OXtal, a 100M-parameter all-atom diffusion model, predicts organic crystal structures from 2D chemical graphs by learning joint distributions over conformations and periodic packing.

A machine-rendered reading of the paper's core claim, the machinery that carries it, and where it could break.
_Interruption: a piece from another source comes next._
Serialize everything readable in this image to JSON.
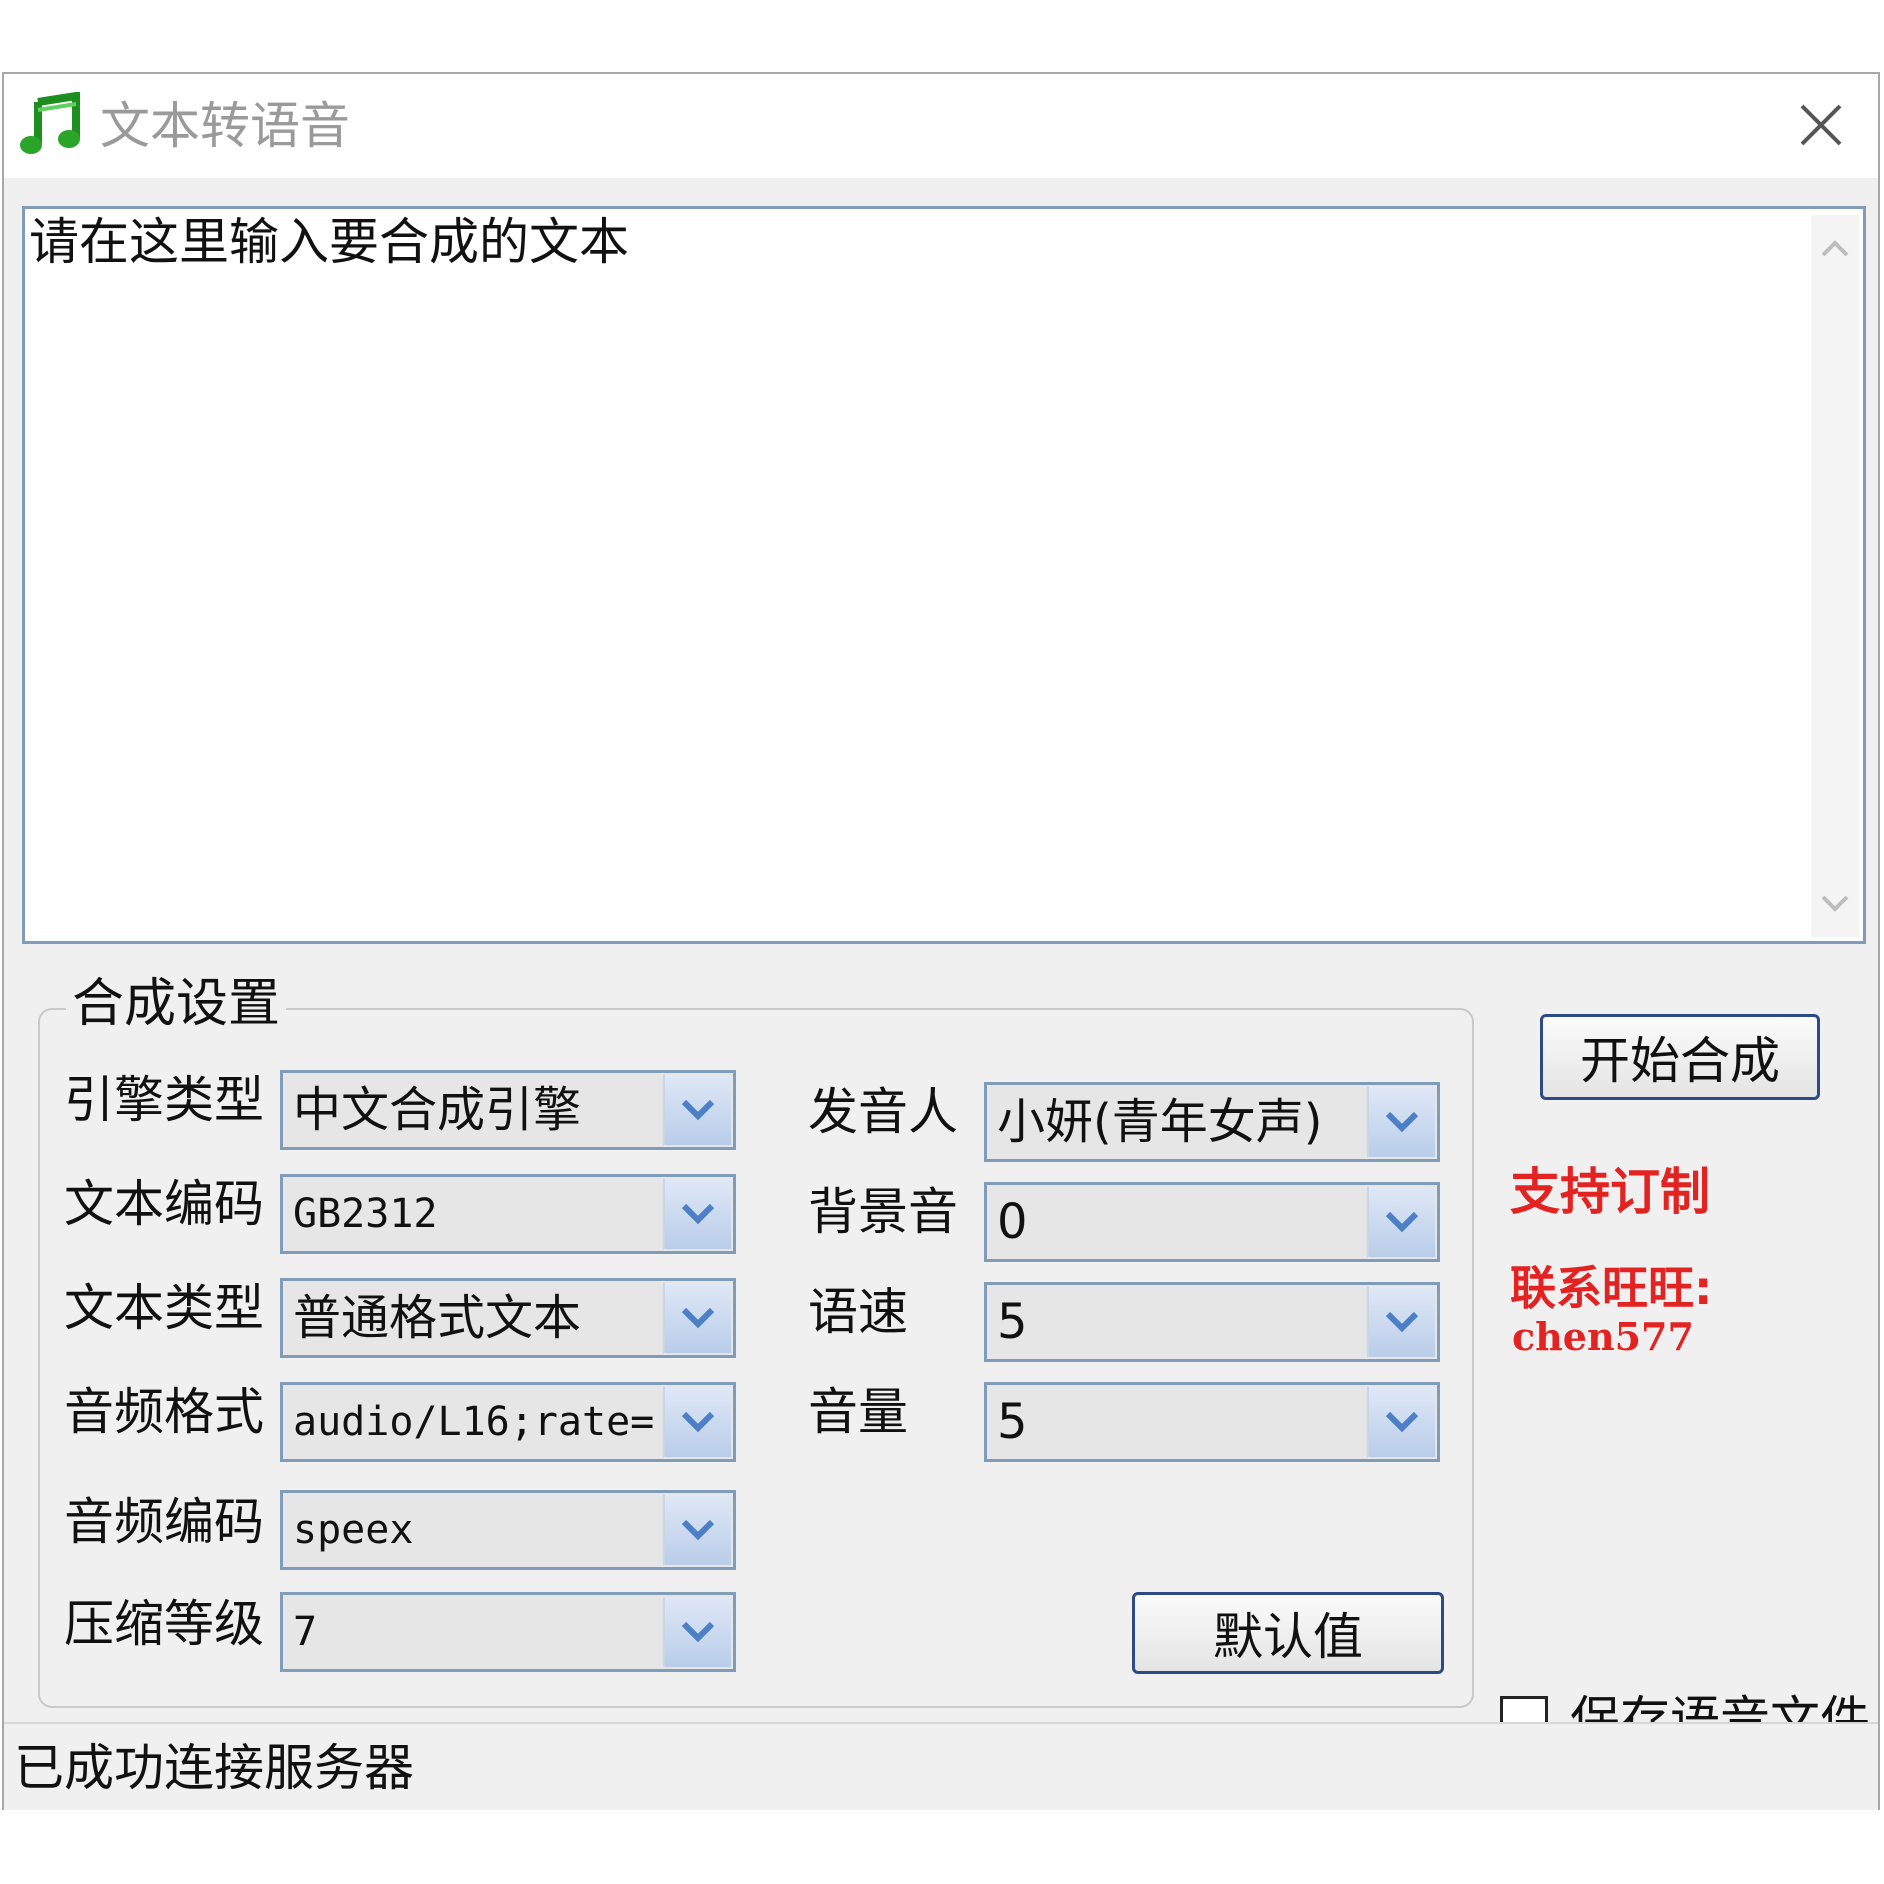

The paper introduces OXtal as a large-scale diffusion model with 100 million parameters that directly predicts 3D crystal structures of organic molecules from their 2D chemical representations. It forgoes traditional equivariant architectures and instead uses data augmentation along with a new Stoichiometric Stochastic Shell Sampling method to efficiently train on periodic structures without explicit lattice definitions. With training on 600,000 real crystal examples, the model achieves conformer RMSD below 0.5 angstroms and more than 80 percent packing similarity to experimental data, showing it can capture key aspects of how molecules arrange in solids.

Core claim

By learning the conditional joint distribution over intramolecular conformations and periodic packing using a diffusion process and lattice-free sampling, OXtal recovers experimental structures with high fidelity at a fraction of the cost of quantum methods.

What carries the argument

The Stoichiometric Stochastic Shell Sampling (S^4) training scheme, which samples molecular shells to capture long-range interactions scalably without lattice parametrization.

If this is right

  • Provides a scalable alternative to traditional CSP methods for organic solids in pharmaceuticals and electronics.
  • Handles diverse systems including flexible molecules, co-crystals, and solvates.
  • Models both stable thermodynamic packings and kinetic preferences in crystallization.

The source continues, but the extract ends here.